S&P 500 Futures were higher as nonfarm payrolls came about in line with forecasts with a gain of 136,000 versus expectations of 140,000. And the jobless rate fell to 3.5%.
Stock index futures rose after the report on relief after a week of miserable economic indicators, as much as anything else.
The report is “not weak enough to support the hypothesis of rapidly spreading economy-wide weakness ... but also not confirming that the domestic sector is immune from global pressure,” Allianz (DE:ALVG) Chief Economic Adviser Mohamed El-Erian tweeted.
The one outlier was wage growth, which was flat for last month. Year-over-year annual wage growth dropped to 2.9% from 3.2%.

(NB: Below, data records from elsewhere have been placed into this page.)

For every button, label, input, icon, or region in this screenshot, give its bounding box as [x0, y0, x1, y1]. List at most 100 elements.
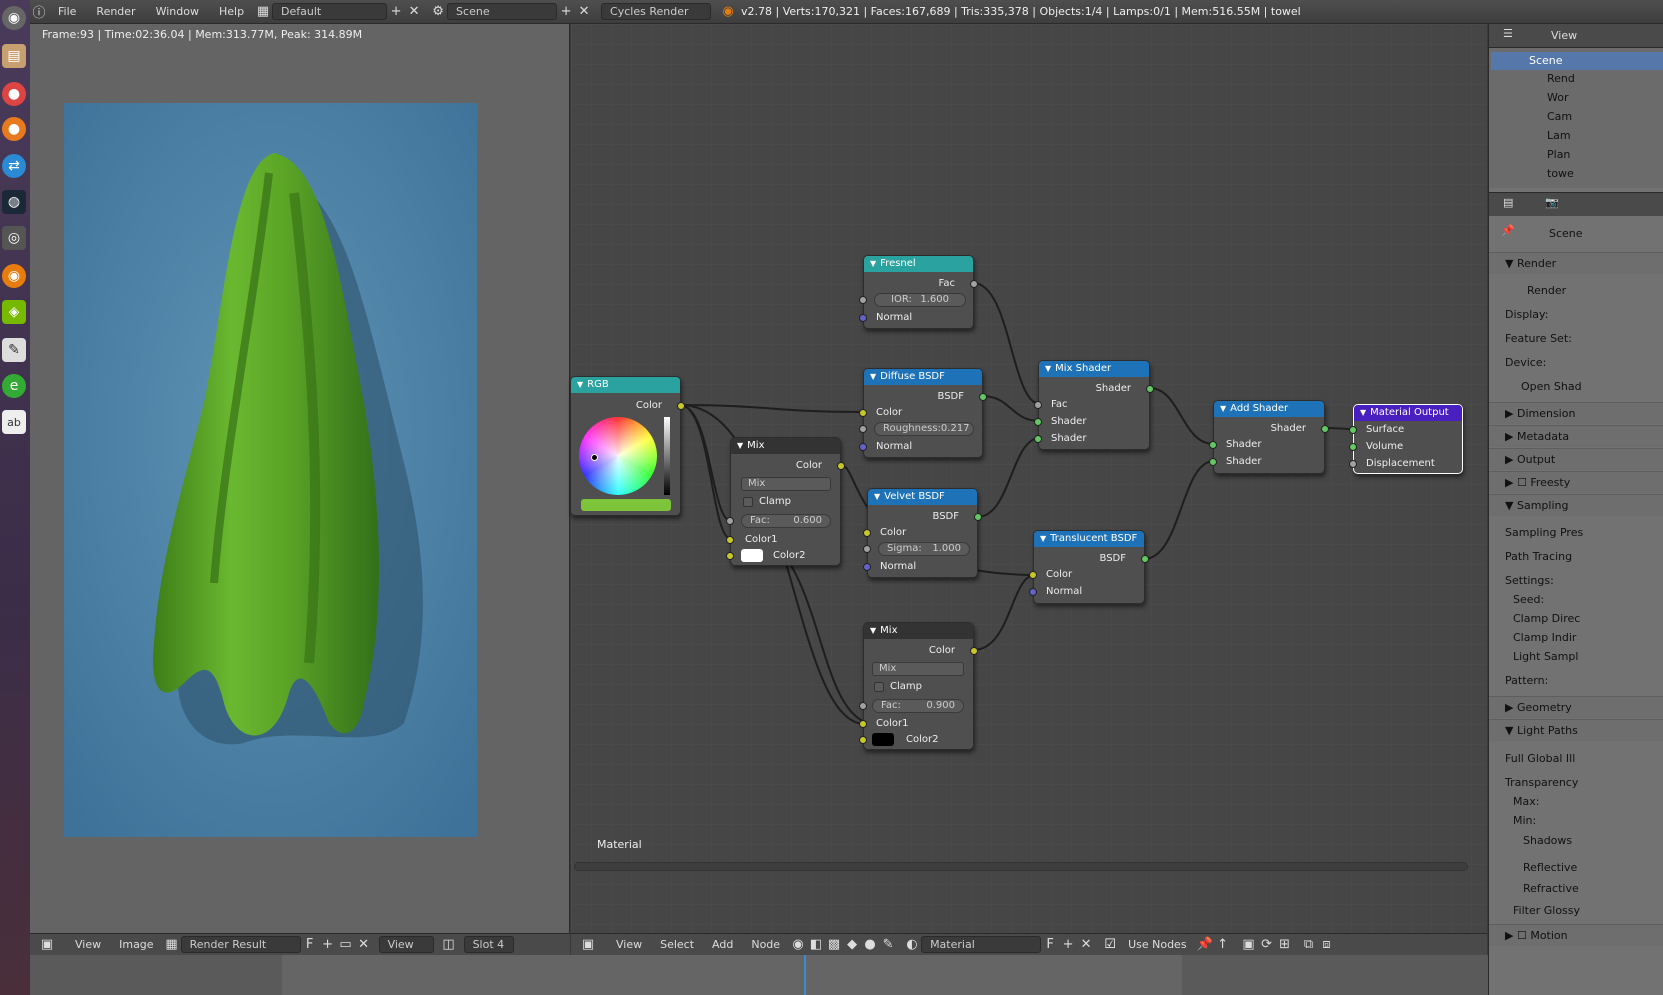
- sampling-presets[interactable]: Sampling Pres: [1489, 522, 1663, 544]
- node-mix-shader[interactable]: ▼ Mix Shader Shader Fac Shader Shader: [1034, 360, 1154, 450]
- panel-freestyle[interactable]: ▶ ☐ Freesty: [1489, 471, 1663, 493]
- slot-select[interactable]: Slot 4: [463, 936, 514, 953]
- open-image-icon[interactable]: ▭: [337, 936, 355, 954]
- color2-swatch[interactable]: [741, 549, 763, 562]
- pin-icon[interactable]: 📌: [1501, 224, 1515, 237]
- socket-displacement-in[interactable]: [1349, 460, 1357, 468]
- reflective-checkbox[interactable]: Reflective: [1489, 857, 1663, 879]
- scene-field[interactable]: Scene: [447, 3, 558, 20]
- socket-bsdf-out[interactable]: [974, 513, 982, 521]
- linestyle-icon[interactable]: ✎: [879, 936, 897, 954]
- socket-shader2-in[interactable]: [1034, 435, 1042, 443]
- editor-type-icon[interactable]: ▣: [579, 936, 597, 954]
- material-browse-icon[interactable]: ◐: [903, 936, 921, 954]
- render-tab-icon[interactable]: 📷: [1545, 196, 1559, 209]
- object-shader-icon[interactable]: ◆: [843, 936, 861, 954]
- socket-color-in[interactable]: [863, 529, 871, 537]
- socket-sigma-in[interactable]: [863, 545, 871, 553]
- light-sampling-field[interactable]: Light Sampl: [1489, 646, 1663, 668]
- open-shading-checkbox[interactable]: Open Shad: [1489, 376, 1663, 398]
- close-image-icon[interactable]: ✕: [355, 936, 373, 954]
- socket-volume-in[interactable]: [1349, 443, 1357, 451]
- socket-fac-in[interactable]: [859, 702, 867, 710]
- add-image-icon[interactable]: +: [319, 936, 337, 954]
- engine-select[interactable]: Cycles Render: [601, 3, 712, 20]
- panel-light-paths[interactable]: ▼ Light Paths: [1489, 719, 1663, 741]
- properties-icon[interactable]: ▤: [1503, 196, 1513, 209]
- socket-bsdf-out[interactable]: [979, 393, 987, 401]
- snap-mode-icon[interactable]: ⊞: [1276, 936, 1294, 954]
- menu-help[interactable]: Help: [209, 5, 254, 18]
- socket-surface-in[interactable]: [1349, 426, 1357, 434]
- outliner-item-camera[interactable]: Cam: [1547, 110, 1572, 123]
- socket-shader1-in[interactable]: [1034, 418, 1042, 426]
- sigma-slider[interactable]: Sigma: 1.000: [878, 542, 970, 556]
- texture-nodes-icon[interactable]: ▩: [825, 936, 843, 954]
- full-global-preset[interactable]: Full Global Ill: [1489, 748, 1663, 770]
- layout-field[interactable]: Default: [272, 3, 388, 20]
- f-toggle[interactable]: F: [301, 936, 319, 954]
- files-icon[interactable]: ▤: [2, 44, 26, 68]
- pin-icon[interactable]: 📌: [1196, 936, 1214, 954]
- compositing-nodes-icon[interactable]: ◧: [807, 936, 825, 954]
- scene-icon[interactable]: ⚙: [429, 3, 447, 21]
- image-browse-icon[interactable]: ▦: [163, 936, 181, 954]
- render-button[interactable]: Render: [1489, 280, 1663, 302]
- socket-color-in[interactable]: [859, 409, 867, 417]
- outliner-item-plane[interactable]: Plan: [1547, 148, 1570, 161]
- info-icon[interactable]: ⓘ: [30, 3, 48, 21]
- timeline[interactable]: [30, 955, 1488, 995]
- add-material-icon[interactable]: +: [1059, 936, 1077, 954]
- panel-motion[interactable]: ▶ ☐ Motion: [1489, 924, 1663, 946]
- node-diffuse-bsdf[interactable]: ▼ Diffuse BSDF BSDF Color Roughness:0.217…: [859, 368, 987, 458]
- image-menu[interactable]: Image: [110, 938, 162, 951]
- close-scene-icon[interactable]: ✕: [575, 3, 593, 21]
- horizontal-scrollbar[interactable]: [574, 862, 1468, 871]
- node-fresnel[interactable]: ▼ Fresnel Fac IOR: 1.600 Normal: [859, 255, 978, 329]
- panel-dimensions[interactable]: ▶ Dimension: [1489, 402, 1663, 424]
- panel-metadata[interactable]: ▶ Metadata: [1489, 425, 1663, 447]
- blend-mode-select[interactable]: Mix: [872, 662, 964, 676]
- node-mix-2[interactable]: ▼ Mix Color Mix Clamp Fac: 0.900 Color1 Co…: [859, 622, 978, 750]
- node-mix-1[interactable]: ▼ Mix Color Mix Clamp Fac: 0.600 Color1 Co…: [726, 437, 845, 566]
- backdrop-icon[interactable]: ▣: [1240, 936, 1258, 954]
- socket-color-out[interactable]: [677, 402, 685, 410]
- socket-color-in[interactable]: [1029, 571, 1037, 579]
- teamviewer-icon[interactable]: ⇄: [2, 154, 26, 178]
- socket-color-out[interactable]: [970, 647, 978, 655]
- view-menu[interactable]: View: [607, 938, 651, 951]
- socket-normal-in[interactable]: [863, 563, 871, 571]
- outliner-item-towel[interactable]: towe: [1547, 167, 1574, 180]
- shadows-checkbox[interactable]: Shadows: [1489, 830, 1663, 852]
- fac-slider[interactable]: Fac: 0.600: [741, 514, 831, 528]
- node-menu[interactable]: Node: [742, 938, 789, 951]
- node-translucent-bsdf[interactable]: ▼ Translucent BSDF BSDF Color Normal: [1029, 530, 1149, 604]
- add-icon[interactable]: +: [387, 3, 405, 21]
- socket-fac-in[interactable]: [1034, 401, 1042, 409]
- clamp-checkbox[interactable]: [743, 497, 753, 507]
- camera-icon[interactable]: ◎: [2, 226, 26, 250]
- layout-icon[interactable]: ▦: [254, 3, 272, 21]
- node-material-output[interactable]: ▼ Material Output Surface Volume Displace…: [1349, 404, 1463, 474]
- transparency-min[interactable]: Min:: [1489, 810, 1663, 832]
- copy-icon[interactable]: ⧉: [1300, 936, 1318, 954]
- socket-fac-in[interactable]: [726, 517, 734, 525]
- path-tracing-select[interactable]: Path Tracing: [1489, 546, 1663, 568]
- socket-ior-in[interactable]: [859, 296, 867, 304]
- socket-normal-in[interactable]: [859, 443, 867, 451]
- ubuntu-icon[interactable]: ◉: [2, 6, 26, 30]
- image-name-field[interactable]: Render Result: [180, 936, 301, 953]
- firefox-icon[interactable]: ●: [2, 117, 26, 141]
- shader-nodes-icon[interactable]: ◉: [789, 936, 807, 954]
- outliner-view-menu[interactable]: View: [1551, 29, 1577, 42]
- menu-window[interactable]: Window: [146, 5, 209, 18]
- world-shader-icon[interactable]: ●: [861, 936, 879, 954]
- socket-fac-out[interactable]: [970, 280, 978, 288]
- text-editor-icon[interactable]: ✎: [2, 338, 26, 362]
- socket-color-out[interactable]: [837, 462, 845, 470]
- dictionary-icon[interactable]: ab: [2, 410, 26, 434]
- add-scene-icon[interactable]: +: [557, 3, 575, 21]
- color-wheel[interactable]: [579, 417, 657, 495]
- outliner-item-scene[interactable]: Scene: [1491, 52, 1663, 70]
- socket-normal-in[interactable]: [859, 314, 867, 322]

That would usually be a boon those championing aggressive easing by the Federal Reserve, with no sign of wage inflation. But the chances of a rate cut this month actually dropped to 80.2% immediately after the report, according to Investing.com’s Fed Rate Monitor Tool.
One reason is certainly that an economy that is steadily adding jobs in the face of a lot of global economic headwinds doesn’t need a helping hand from lower rates just yet.
There is also the outlier in President Donald Trump.
Trump today tweeted touting the unemployment rate hitting a 50-year low. That may take some pressure of Fed Chairman Jerome Powell, who has been a target of Trump’s ire for not cutting rates to zero when the data looks negative and equities sell off.